Members of a popular internet forum were left upset after one mother explained how the father of her children has continually made co-parenting as difficult as possible.

In a viral Reddit post published on r/AmITheA**hole, Redditor u/KoolYoBoats (otherwise referred to as the original poster, or OP) detailed the numerous custody-related conflicts she’s had with her ex and explained how a recent request for extended visitation sparked even more tension between the two.

Titled, “[Am I the a**hole] for telling my ex that his stepdaughters’ schedule isn’t important to me?” the post has received over 9,300 upvotes and 880 comments in the last 12 hours.

Writing that she has two boys, ages 10 and 11, the original poster said she separated from their father seven years ago. Adding that he remarried a woman who has two daughters of her own, the original poster also said that her ex made multiple attempts to gain full custody of both of their children.

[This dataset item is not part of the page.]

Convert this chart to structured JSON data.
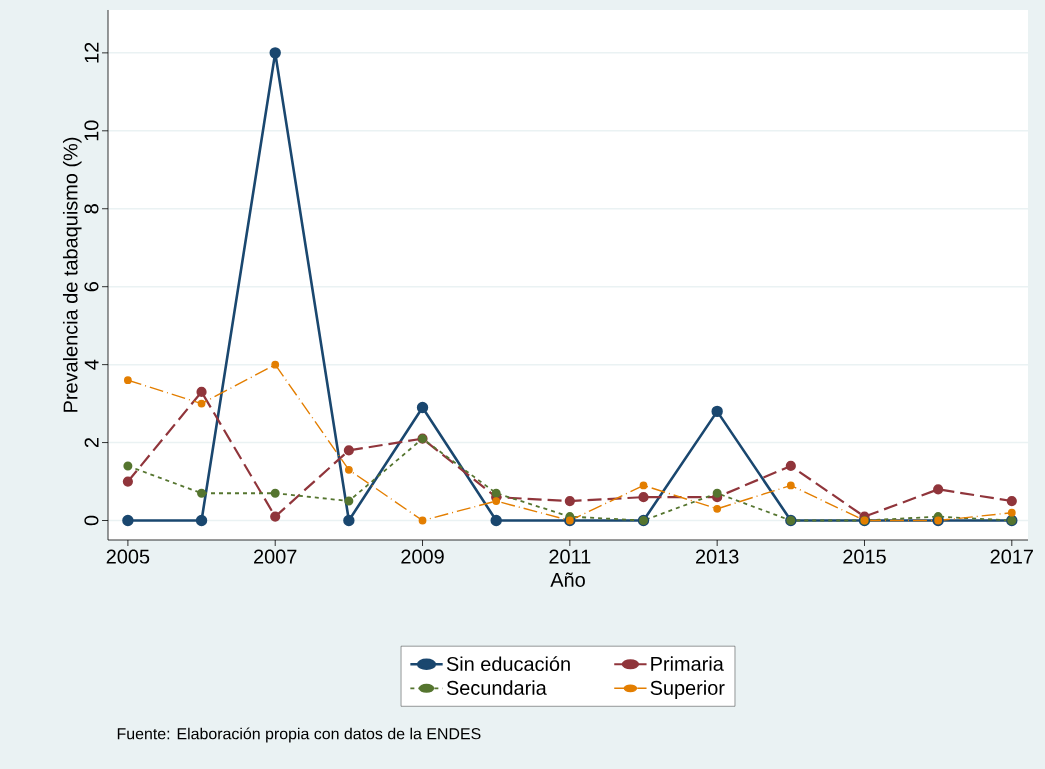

“He tried to claim being married, having a ‘two parent household with siblings’ meant our boys should be primarily with him. He also sued to have the boys’ last names changed from mine to his,” OP wrote. “Both were denied. He rejected the offer to hyphenate their names [and] it was very much a relationship destroyer.”

While discussing her sons’ relationship with their stepmother and stepsisters, the original poster said the children rarely cross paths but added that her ex recently requested that the boys spend more time with his wife’s daughters—much to OP’s dismay.

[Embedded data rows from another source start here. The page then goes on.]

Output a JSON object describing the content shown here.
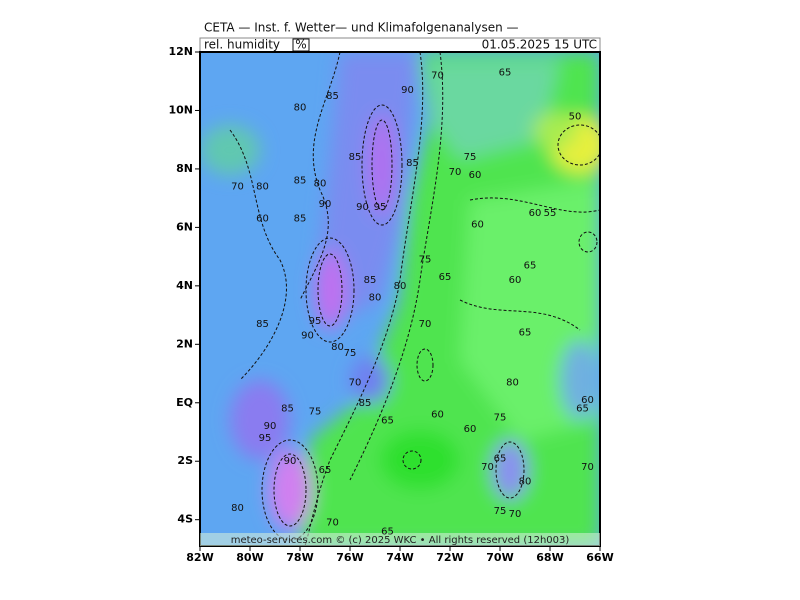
{
  "header": {
    "title": "CETA — Inst. f. Wetter— und Klimafolgenanalysen —",
    "parameter": "rel. humidity",
    "unit": "%",
    "valid_time": "01.05.2025 15 UTC"
  },
  "axes": {
    "lat_ticks": [
      {
        "value": 12,
        "label": "12N"
      },
      {
        "value": 10,
        "label": "10N"
      },
      {
        "value": 8,
        "label": "8N"
      },
      {
        "value": 6,
        "label": "6N"
      },
      {
        "value": 4,
        "label": "4N"
      },
      {
        "value": 2,
        "label": "2N"
      },
      {
        "value": 0,
        "label": "EQ"
      },
      {
        "value": -2,
        "label": "2S"
      },
      {
        "value": -4,
        "label": "4S"
      }
    ],
    "lon_ticks": [
      {
        "value": -82,
        "label": "82W"
      },
      {
        "value": -80,
        "label": "80W"
      },
      {
        "value": -78,
        "label": "78W"
      },
      {
        "value": -76,
        "label": "76W"
      },
      {
        "value": -74,
        "label": "74W"
      },
      {
        "value": -72,
        "label": "72W"
      },
      {
        "value": -70,
        "label": "70W"
      },
      {
        "value": -68,
        "label": "68W"
      },
      {
        "value": -66,
        "label": "66W"
      }
    ],
    "lat_range": [
      -4.9,
      12
    ],
    "lon_range": [
      -82,
      -66
    ]
  },
  "contour_labels": [
    {
      "value": 85,
      "lon": -76.7,
      "lat": 10.5
    },
    {
      "value": 90,
      "lon": -73.7,
      "lat": 10.7
    },
    {
      "value": 70,
      "lon": -72.5,
      "lat": 11.2
    },
    {
      "value": 65,
      "lon": -69.8,
      "lat": 11.3
    },
    {
      "value": 50,
      "lon": -67.0,
      "lat": 9.8
    },
    {
      "value": 80,
      "lon": -78.0,
      "lat": 10.1
    },
    {
      "value": 85,
      "lon": -75.8,
      "lat": 8.4
    },
    {
      "value": 80,
      "lon": -77.2,
      "lat": 7.5
    },
    {
      "value": 85,
      "lon": -78.0,
      "lat": 7.6
    },
    {
      "value": 70,
      "lon": -80.5,
      "lat": 7.4
    },
    {
      "value": 80,
      "lon": -79.5,
      "lat": 7.4
    },
    {
      "value": 60,
      "lon": -79.5,
      "lat": 6.3
    },
    {
      "value": 85,
      "lon": -78.0,
      "lat": 6.3
    },
    {
      "value": 90,
      "lon": -77.0,
      "lat": 6.8
    },
    {
      "value": 90,
      "lon": -75.5,
      "lat": 6.7
    },
    {
      "value": 95,
      "lon": -74.8,
      "lat": 6.7
    },
    {
      "value": 85,
      "lon": -73.5,
      "lat": 8.2
    },
    {
      "value": 70,
      "lon": -71.8,
      "lat": 7.9
    },
    {
      "value": 75,
      "lon": -71.2,
      "lat": 8.4
    },
    {
      "value": 60,
      "lon": -71.0,
      "lat": 7.8
    },
    {
      "value": 60,
      "lon": -70.9,
      "lat": 6.1
    },
    {
      "value": 60,
      "lon": -68.6,
      "lat": 6.5
    },
    {
      "value": 55,
      "lon": -68.0,
      "lat": 6.5
    },
    {
      "value": 65,
      "lon": -68.8,
      "lat": 4.7
    },
    {
      "value": 60,
      "lon": -69.4,
      "lat": 4.2
    },
    {
      "value": 65,
      "lon": -72.2,
      "lat": 4.3
    },
    {
      "value": 75,
      "lon": -73.0,
      "lat": 4.9
    },
    {
      "value": 80,
      "lon": -74.0,
      "lat": 4.0
    },
    {
      "value": 85,
      "lon": -75.2,
      "lat": 4.2
    },
    {
      "value": 80,
      "lon": -75.0,
      "lat": 3.6
    },
    {
      "value": 85,
      "lon": -79.5,
      "lat": 2.7
    },
    {
      "value": 95,
      "lon": -77.4,
      "lat": 2.8
    },
    {
      "value": 90,
      "lon": -77.7,
      "lat": 2.3
    },
    {
      "value": 80,
      "lon": -76.5,
      "lat": 1.9
    },
    {
      "value": 75,
      "lon": -76.0,
      "lat": 1.7
    },
    {
      "value": 70,
      "lon": -73.0,
      "lat": 2.7
    },
    {
      "value": 65,
      "lon": -69.0,
      "lat": 2.4
    },
    {
      "value": 80,
      "lon": -69.5,
      "lat": 0.7
    },
    {
      "value": 70,
      "lon": -75.8,
      "lat": 0.7
    },
    {
      "value": 85,
      "lon": -78.5,
      "lat": -0.2
    },
    {
      "value": 75,
      "lon": -77.4,
      "lat": -0.3
    },
    {
      "value": 85,
      "lon": -75.4,
      "lat": 0.0
    },
    {
      "value": 65,
      "lon": -74.5,
      "lat": -0.6
    },
    {
      "value": 60,
      "lon": -72.5,
      "lat": -0.4
    },
    {
      "value": 60,
      "lon": -71.2,
      "lat": -0.9
    },
    {
      "value": 75,
      "lon": -70.0,
      "lat": -0.5
    },
    {
      "value": 60,
      "lon": -66.5,
      "lat": 0.1
    },
    {
      "value": 65,
      "lon": -66.7,
      "lat": -0.2
    },
    {
      "value": 90,
      "lon": -79.2,
      "lat": -0.8
    },
    {
      "value": 95,
      "lon": -79.4,
      "lat": -1.2
    },
    {
      "value": 90,
      "lon": -78.4,
      "lat": -2.0
    },
    {
      "value": 65,
      "lon": -77.0,
      "lat": -2.3
    },
    {
      "value": 70,
      "lon": -70.5,
      "lat": -2.2
    },
    {
      "value": 65,
      "lon": -70.0,
      "lat": -1.9
    },
    {
      "value": 80,
      "lon": -69.0,
      "lat": -2.7
    },
    {
      "value": 70,
      "lon": -66.5,
      "lat": -2.2
    },
    {
      "value": 80,
      "lon": -80.5,
      "lat": -3.6
    },
    {
      "value": 70,
      "lon": -76.7,
      "lat": -4.1
    },
    {
      "value": 75,
      "lon": -70.0,
      "lat": -3.7
    },
    {
      "value": 70,
      "lon": -69.4,
      "lat": -3.8
    },
    {
      "value": 65,
      "lon": -74.5,
      "lat": -4.4
    }
  ],
  "footer": "meteo-services.com © (c) 2025 WKC • All rights reserved (12h003)"
}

“He has asked me to give him extra days for this or that because that’s when the girls are there, or can I put them in a different extra curricular [closer] to the ones they like because the girls are doing something in another place and it would be easier for him,” OP wrote.

“This time, he and his wife are planning a two week vacation,” OP continued. “He wants me to give up a week with our boys because ‘the girls can be there for two weeks and he wants a family vacation.'”

“I said no…and ex brought up the girls again,” OP added. “I told him the girls’ schedule with them is not important to me and he needs to stop trying to make it a problem for me. I told him he was not getting an extra week with the boys and he needed to accept it.”

Despite the commonly-used phrase that “50 percent of marriages end in divorce,” current divorce rates in the United States are around 2.3 percent per 1,000 population, according to the National Center for Health Statistics.

Plummeting divorce rates, however, do not always correlate to increased dual-parents households and in 2020, data collected by Statista revealed that millions of children across the U.S. live with a single, divorced parent.

And while many divorced parents do their best to co-parent effectively, others struggle mightily.

Galbraith Family Law, a Canadian family law firm, reports that divorced parents often disagree on a handful of common issues including holidays, parenting techniques and like in the circumstances described by the original poster—scheduling.

Asserting that “kids need consistency in their lives,” the law firm recommends that separated parents follow custody schedules (court-determined or not) and work collaboratively to provide the best experience for their children.

Members of Reddit’s r/AmITheA**hole forum defended one mother who said her ex has gone out of his way to make co-parenting their children as difficult as possible.
iStock / Getty Images Plus/Dima Berlin

Throughout the comment section of the viral Reddit post, Redditors pointed out a lack of co-parent collaboration and placed the blame squarely on the original poster’s ex.

In the post’s top comment, which has received more than 10,500 votes, Redditor u/BusyDadGaming cut to the heart of the uncomfortable situation.

“Absolutely [not the a**hole]. You’re right. His family is his responsibility. He’s being unreasonable,” they wrote. “And if he and [his wife] keep trying to start stuff with the boys, action needs to happen in the opposite direction.”

“You can’t force kids to feel anything, much less affection for a family they don’t see as theirs,” they added.

Redditor u/tomtomclubthumb, whose comment has received nearly 3,000 votes, offered a similar response.

“In a healthy co-parenting situation, [the] parents would make [accomodations] to help each other out and make everyone’s lives easier,” they wrote. “He has prevented it from being healthy and he is making unreasonable demands. He is also looking to his convenience and rather than his kids’ wants and needs.”

“The ex’s demands are so clearly about making their life as a family less complicated,” Redditor u/pinkheartnose added, receiving nearly 1,000 votes. “Nothing to do with the best interest of the boys.”